Das Auto – Nur noch ein barbarisches Relikt?

24. Juli 2013 | Kategorie: Kommentare, RottMeyer

von Bankhaus Rott 

Der Automarkt in Europa liegt brach. In der Eurozone fielen die Absatzzahlen auf ein neues Tief. Neben dem steigenden Margendruck fällt das sehr unterschiedliche Kaufverhalten der einzelnen Altersgruppen auf. Nicht nur bei jüngeren Menschen in Großstädten sinkt die Nachfrage deutlich. Wer sich öfter in Großstädten aufhält weiß, dass das nicht nur an den Kosten liegt…

Von den insgesamt 11,6 Millonen Menschen, deren Job direkt oder indirekt von der Autoindustrie abhängt, arbeiten immerhin zwei Millionen allein in der Fertigung. Am stärksten exponiert ist Deutschland, wo die Zahl der direkt Beschäftigten mehr als drei Mal so hoch ist wie im Nachbarland Frankreich.
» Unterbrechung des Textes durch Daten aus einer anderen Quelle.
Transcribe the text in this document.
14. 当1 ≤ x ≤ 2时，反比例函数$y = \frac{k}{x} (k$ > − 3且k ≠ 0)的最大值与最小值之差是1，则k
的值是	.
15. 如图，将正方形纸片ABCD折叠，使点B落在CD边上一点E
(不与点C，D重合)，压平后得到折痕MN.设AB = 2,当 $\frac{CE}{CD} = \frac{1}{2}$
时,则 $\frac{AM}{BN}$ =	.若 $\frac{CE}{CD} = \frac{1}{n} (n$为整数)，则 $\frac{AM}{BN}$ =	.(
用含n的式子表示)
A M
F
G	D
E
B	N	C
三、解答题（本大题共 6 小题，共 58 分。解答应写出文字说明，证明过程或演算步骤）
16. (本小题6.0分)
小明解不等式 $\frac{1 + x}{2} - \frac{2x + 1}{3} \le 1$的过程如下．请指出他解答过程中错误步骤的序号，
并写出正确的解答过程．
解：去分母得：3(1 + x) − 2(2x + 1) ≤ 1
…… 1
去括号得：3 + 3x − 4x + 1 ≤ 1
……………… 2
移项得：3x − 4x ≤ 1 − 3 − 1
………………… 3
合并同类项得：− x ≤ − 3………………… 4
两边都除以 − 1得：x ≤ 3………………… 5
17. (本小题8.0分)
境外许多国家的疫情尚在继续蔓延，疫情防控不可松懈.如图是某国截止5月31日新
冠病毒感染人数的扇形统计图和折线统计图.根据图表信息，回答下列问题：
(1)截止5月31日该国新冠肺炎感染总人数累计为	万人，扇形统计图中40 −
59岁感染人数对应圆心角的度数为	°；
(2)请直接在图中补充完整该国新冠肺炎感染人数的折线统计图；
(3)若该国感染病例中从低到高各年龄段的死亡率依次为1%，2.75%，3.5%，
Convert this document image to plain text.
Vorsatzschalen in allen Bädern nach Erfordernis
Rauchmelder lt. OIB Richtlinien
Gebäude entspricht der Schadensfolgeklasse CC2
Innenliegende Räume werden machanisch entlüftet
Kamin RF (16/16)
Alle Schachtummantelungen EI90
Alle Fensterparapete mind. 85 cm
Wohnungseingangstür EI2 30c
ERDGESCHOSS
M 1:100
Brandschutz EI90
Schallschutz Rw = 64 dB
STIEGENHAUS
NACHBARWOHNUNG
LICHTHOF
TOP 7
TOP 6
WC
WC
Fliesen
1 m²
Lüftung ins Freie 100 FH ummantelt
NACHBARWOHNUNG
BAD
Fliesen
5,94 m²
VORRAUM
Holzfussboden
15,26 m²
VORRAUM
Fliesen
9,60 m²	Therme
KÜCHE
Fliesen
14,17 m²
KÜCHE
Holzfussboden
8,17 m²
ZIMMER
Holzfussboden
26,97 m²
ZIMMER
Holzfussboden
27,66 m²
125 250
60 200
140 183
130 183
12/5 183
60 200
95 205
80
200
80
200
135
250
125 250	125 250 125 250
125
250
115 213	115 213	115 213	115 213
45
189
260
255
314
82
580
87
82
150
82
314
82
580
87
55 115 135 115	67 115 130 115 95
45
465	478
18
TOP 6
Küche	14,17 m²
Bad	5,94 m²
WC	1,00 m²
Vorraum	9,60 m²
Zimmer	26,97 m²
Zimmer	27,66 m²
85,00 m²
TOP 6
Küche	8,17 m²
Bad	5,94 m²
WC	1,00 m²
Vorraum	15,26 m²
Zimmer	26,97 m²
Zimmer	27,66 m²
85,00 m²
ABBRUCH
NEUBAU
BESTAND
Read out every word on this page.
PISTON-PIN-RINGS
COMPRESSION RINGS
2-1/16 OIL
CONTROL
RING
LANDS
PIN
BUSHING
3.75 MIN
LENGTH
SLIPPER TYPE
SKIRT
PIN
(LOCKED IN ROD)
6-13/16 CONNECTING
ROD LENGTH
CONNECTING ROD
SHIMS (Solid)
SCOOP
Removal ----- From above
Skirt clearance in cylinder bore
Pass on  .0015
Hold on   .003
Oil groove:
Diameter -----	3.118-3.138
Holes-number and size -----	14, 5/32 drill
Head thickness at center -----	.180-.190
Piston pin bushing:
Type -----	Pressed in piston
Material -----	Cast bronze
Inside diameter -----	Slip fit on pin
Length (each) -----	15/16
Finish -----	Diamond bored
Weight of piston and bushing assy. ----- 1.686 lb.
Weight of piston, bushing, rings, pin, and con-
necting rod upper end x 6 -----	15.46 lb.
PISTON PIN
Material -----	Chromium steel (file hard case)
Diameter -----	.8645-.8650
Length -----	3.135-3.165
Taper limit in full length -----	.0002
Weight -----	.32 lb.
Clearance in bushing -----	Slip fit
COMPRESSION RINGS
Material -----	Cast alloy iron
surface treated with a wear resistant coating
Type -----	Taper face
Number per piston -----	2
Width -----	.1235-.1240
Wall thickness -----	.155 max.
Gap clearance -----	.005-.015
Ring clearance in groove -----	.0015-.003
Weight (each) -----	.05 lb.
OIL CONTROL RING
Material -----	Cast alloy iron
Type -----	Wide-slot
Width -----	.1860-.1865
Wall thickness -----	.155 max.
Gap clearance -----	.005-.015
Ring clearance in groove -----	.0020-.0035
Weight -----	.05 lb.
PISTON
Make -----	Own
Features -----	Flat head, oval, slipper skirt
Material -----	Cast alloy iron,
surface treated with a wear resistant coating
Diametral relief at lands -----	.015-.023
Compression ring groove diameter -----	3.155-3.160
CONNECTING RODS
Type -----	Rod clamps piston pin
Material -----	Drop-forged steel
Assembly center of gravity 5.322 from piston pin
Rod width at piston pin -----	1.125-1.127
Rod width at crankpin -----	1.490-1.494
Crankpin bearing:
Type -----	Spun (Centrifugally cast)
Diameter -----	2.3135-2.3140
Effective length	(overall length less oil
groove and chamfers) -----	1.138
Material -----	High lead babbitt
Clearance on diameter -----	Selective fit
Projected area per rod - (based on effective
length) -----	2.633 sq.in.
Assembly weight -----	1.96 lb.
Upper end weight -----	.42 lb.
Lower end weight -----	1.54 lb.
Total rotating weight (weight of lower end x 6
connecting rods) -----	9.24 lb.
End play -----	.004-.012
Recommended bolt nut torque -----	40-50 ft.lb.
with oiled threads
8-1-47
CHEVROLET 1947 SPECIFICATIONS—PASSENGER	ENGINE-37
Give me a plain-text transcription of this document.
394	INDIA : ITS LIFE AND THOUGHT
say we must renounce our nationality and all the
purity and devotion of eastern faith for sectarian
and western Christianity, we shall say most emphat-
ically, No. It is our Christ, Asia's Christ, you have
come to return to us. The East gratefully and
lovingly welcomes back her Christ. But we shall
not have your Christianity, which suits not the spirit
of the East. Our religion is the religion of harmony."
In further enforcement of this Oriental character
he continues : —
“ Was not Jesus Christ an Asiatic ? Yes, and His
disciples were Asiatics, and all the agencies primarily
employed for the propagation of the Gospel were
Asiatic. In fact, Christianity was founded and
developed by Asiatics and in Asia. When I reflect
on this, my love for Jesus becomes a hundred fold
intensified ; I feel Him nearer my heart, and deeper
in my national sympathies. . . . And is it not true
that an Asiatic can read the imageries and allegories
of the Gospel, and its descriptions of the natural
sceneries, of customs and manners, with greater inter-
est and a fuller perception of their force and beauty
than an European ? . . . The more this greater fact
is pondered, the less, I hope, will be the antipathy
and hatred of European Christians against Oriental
Selbst in Spanien, das immer als stark betroffenes „Auslagerungsland“ genannt wird, liegt die Quote der direkt im Autobau beschäftigten Bürger an der Gesamtbevölkerung um 73% tiefer als in Deutschland.

Man wird sich auch in Stuttgart nicht um die kommenden Probleme herumschleichen können.

Auf eine Wende des Konsumverhaltens bei den jüngeren Käufern zu setzen ist eine riskante Strategie, möglicherweise ist es sogar nur die vage Hoffnung einer alteingesessenen Industrie, es möge sich nicht grundlegend ändern. Die strukturellen Veränderungen zeigen sich jedoch bereits vor allem in den gesättigten Märkten, woran auch zyklische Spitzen, wie sie derzeit in den USA zu beobachten sind, nichts ändern. 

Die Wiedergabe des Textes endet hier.